AvalonBay Communities pays an annual dividend of $5.68 per share and has a dividend yield of 3.2%. American Residential Properties pays an annual dividend of $0.40 per share and has a dividend yield of 2.5%. AvalonBay Communities pays out 89.0% of its earnings in the form of a dividend, suggesting it may not have sufficient earnings to cover its dividend payment in the future. American Residential Properties pays out -28.6% of its earnings in the form of a dividend. AvalonBay Communities has raised its dividend for 5 consecutive years. AvalonBay Communities is clearly the better dividend stock, given its higher yield and longer track record of dividend growth.
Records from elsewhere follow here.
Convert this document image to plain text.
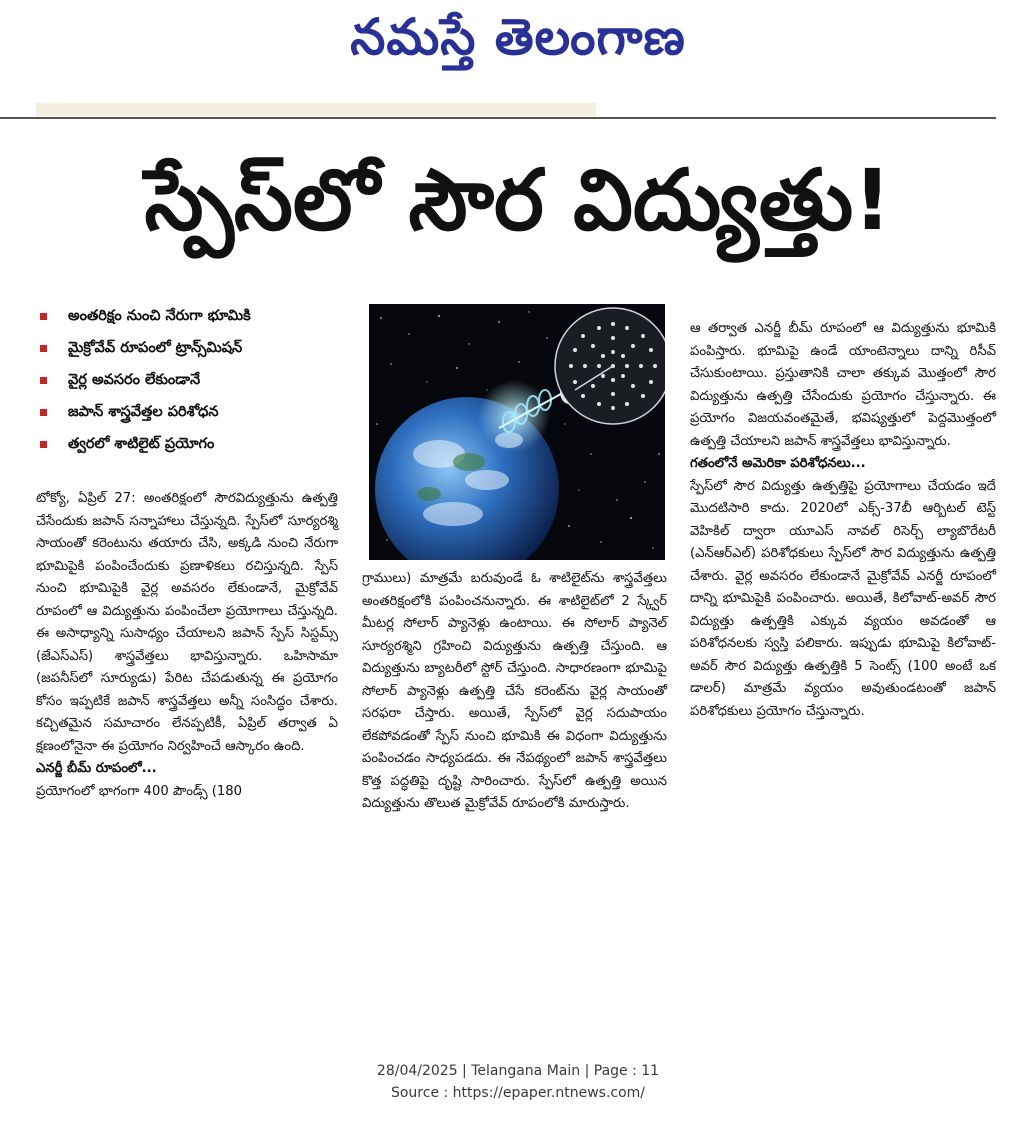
నమస్తే తెలంగాణ
స్పేస్‌లో సౌర విద్యుత్తు!
అంతరిక్షం నుంచి నేరుగా భూమికి
మైక్రోవేవ్ రూపంలో ట్రాన్స్‌మిషన్
వైర్ల అవసరం లేకుండానే
జపాన్ శాస్త్రవేత్తల పరిశోధన
త్వరలో శాటిలైట్ ప్రయోగం

టోక్యో, ఏప్రిల్ 27: అంతరిక్షంలో సౌరవిద్యుత్తును ఉత్పత్తి చేసేందుకు జపాన్ సన్నాహాలు చేస్తున్నది. స్పేస్‌లో సూర్యరశ్మి సాయంతో కరెంటును తయారు చేసి, అక్కడి నుంచి నేరుగా భూమిపైకి పంపించేందుకు ప్రణాళికలు రచిస్తున్నది. స్పేస్ నుంచి భూమిపైకి వైర్ల అవసరం లేకుండానే, మైక్రోవేవ్ రూపంలో ఆ విద్యుత్తును పంపించేలా ప్రయోగాలు చేస్తున్నది. ఈ అసాధ్యాన్ని సుసాధ్యం చేయాలని జపాన్ స్పేస్ సిస్టమ్స్ (జేఎస్ఎస్) శాస్త్రవేత్తలు భావిస్తున్నారు. ఒహిసామా (జపనీస్‌లో సూర్యుడు) పేరిట చేపడుతున్న ఈ ప్రయోగం కోసం ఇప్పటికే జపాన్ శాస్త్రవేత్తలు అన్నీ సంసిద్ధం చేశారు. కచ్చితమైన సమాచారం లేనప్పటికీ, ఏప్రిల్ తర్వాత ఏ క్షణంలోనైనా ఈ ప్రయోగం నిర్వహించే ఆస్కారం ఉంది.

ఎనర్జీ బీమ్ రూపంలో...

ప్రయోగంలో భాగంగా 400 పౌండ్స్ (180

గ్రాములు) మాత్రమే బరువుండే ఓ శాటిలైట్‌ను శాస్త్రవేత్తలు అంతరిక్షంలోకి పంపించనున్నారు. ఈ శాటిలైట్‌లో 2 స్క్వేర్ మీటర్ల సోలార్ ప్యానెళ్లు ఉంటాయి. ఈ సోలార్ ప్యానెల్ సూర్యరశ్మిని గ్రహించి విద్యుత్తును ఉత్పత్తి చేస్తుంది. ఆ విద్యుత్తును బ్యాటరీలో స్టోర్ చేస్తుంది. సాధారణంగా భూమిపై సోలార్ ప్యానెళ్లు ఉత్పత్తి చేసే కరెంట్‌ను వైర్ల సాయంతో సరఫరా చేస్తారు. అయితే, స్పేస్‌లో వైర్ల సదుపాయం లేకపోవడంతో స్పేస్ నుంచి భూమికి ఈ విధంగా విద్యుత్తును పంపించడం సాధ్యపడదు. ఈ నేపథ్యంలో జపాన్ శాస్త్రవేత్తలు కొత్త పద్ధతిపై దృష్టి సారించారు. స్పేస్‌లో ఉత్పత్తి అయిన విద్యుత్తును తొలుత మైక్రోవేవ్ రూపంలోకి మారుస్తారు.

ఆ తర్వాత ఎనర్జీ బీమ్ రూపంలో ఆ విద్యుత్తును భూమికి పంపిస్తారు. భూమిపై ఉండే యాంటెన్నాలు దాన్ని రిసీవ్ చేసుకుంటాయి. ప్రస్తుతానికి చాలా తక్కువ మొత్తంలో సౌర విద్యుత్తును ఉత్పత్తి చేసేందుకు ప్రయోగం చేస్తున్నారు. ఈ ప్రయోగం విజయవంతమైతే, భవిష్యత్తులో పెద్దమొత్తంలో ఉత్పత్తి చేయాలని జపాన్ శాస్త్రవేత్తలు భావిస్తున్నారు.

గతంలోనే అమెరికా పరిశోధనలు...

స్పేస్‌లో సౌర విద్యుత్తు ఉత్పత్తిపై ప్రయోగాలు చేయడం ఇదే మొదటిసారి కాదు. 2020లో ఎక్స్-37బీ ఆర్బిటల్ టెస్ట్ వెహికిల్ ద్వారా యూఎస్ నావల్ రిసెర్చ్ ల్యాబొరేటరీ (ఎన్ఆర్ఎల్) పరిశోధకులు స్పేస్‌లో సౌర విద్యుత్తును ఉత్పత్తి చేశారు. వైర్ల అవసరం లేకుండానే మైక్రోవేవ్ ఎనర్జీ రూపంలో దాన్ని భూమిపైకి పంపించారు. అయితే, కిలోవాట్-అవర్ సౌర విద్యుత్తు ఉత్పత్తికి ఎక్కువ వ్యయం అవడంతో ఆ పరిశోధనలకు స్వస్తి పలికారు. ఇప్పుడు భూమిపై కిలోవాట్-అవర్ సౌర విద్యుత్తు ఉత్పత్తికి 5 సెంట్స్ (100 అంటే ఒక డాలర్) మాత్రమే వ్యయం అవుతుండటంతో జపాన్ పరిశోధకులు ప్రయోగం చేస్తున్నారు.

28/04/2025 | Telangana Main | Page : 11
Source : https://epaper.ntnews.com/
AvalonBay Communities beats American Residential Properties on 12 of the 13 factors compared between the two stocks.
AvalonBay Communities Company Profile
AvalonBay Communities, Inc. is a real estate investment trust (REIT). The Company is focused on the development, redevelopment, acquisition, ownership and operation of multifamily communities primarily in New England, the New York/New Jersey metro area, the Mid-Atlantic, the Pacific Northwest, and Northern and Southern California. Its segments include Established Communities, Other Stabilized Communities and Development/Redevelopment Communities. As of June 30, 2017, the Company owned or held a direct or indirect ownership interest in 287 apartment communities containing 83,123 apartment homes in 10 states and the District of Columbia, of which 23 communities were under development and nine communities were under redevelopment. It operates its apartment communities under three core brands: Avalon, AVA and Eaves by Avalon. Its real estate investments consist of operating apartment communities, communities in various stages of development (Development Communities) and Development Rights.
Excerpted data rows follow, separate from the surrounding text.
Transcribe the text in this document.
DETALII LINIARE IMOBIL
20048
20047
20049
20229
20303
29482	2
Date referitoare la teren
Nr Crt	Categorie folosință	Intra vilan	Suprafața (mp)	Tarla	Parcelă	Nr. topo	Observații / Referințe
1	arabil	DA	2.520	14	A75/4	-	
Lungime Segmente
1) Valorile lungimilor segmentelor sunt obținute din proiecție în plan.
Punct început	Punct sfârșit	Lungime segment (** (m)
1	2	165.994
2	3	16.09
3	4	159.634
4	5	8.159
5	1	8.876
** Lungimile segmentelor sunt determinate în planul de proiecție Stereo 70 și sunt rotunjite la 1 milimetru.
American Residential Properties Company Profile
American Residential Properties, Inc. is an internally managed real estate investment company, which is organized as a real estate investment trust. The Company acquires, owns, renovates, and manages single-family homes as rental properties. American Residential Properties OP, L.P. acts as its operating partnership. American Residential Leasing Company, LLC is a wholly owned subsidiary of its operating partnership. The Company owns 8,893 properties in Arizona, California, Colorado, Florida, Georgia, Illinois, Indiana, Nevada, North Carolina, Ohio, South Carolina, Tennessee and Texas that were 81% leased, and it managed an additional 437 properties for ARP Phoenix Fund I, LP in Arizona and Nevada. In addition to its primary business, the Company has a private mortgage financing business.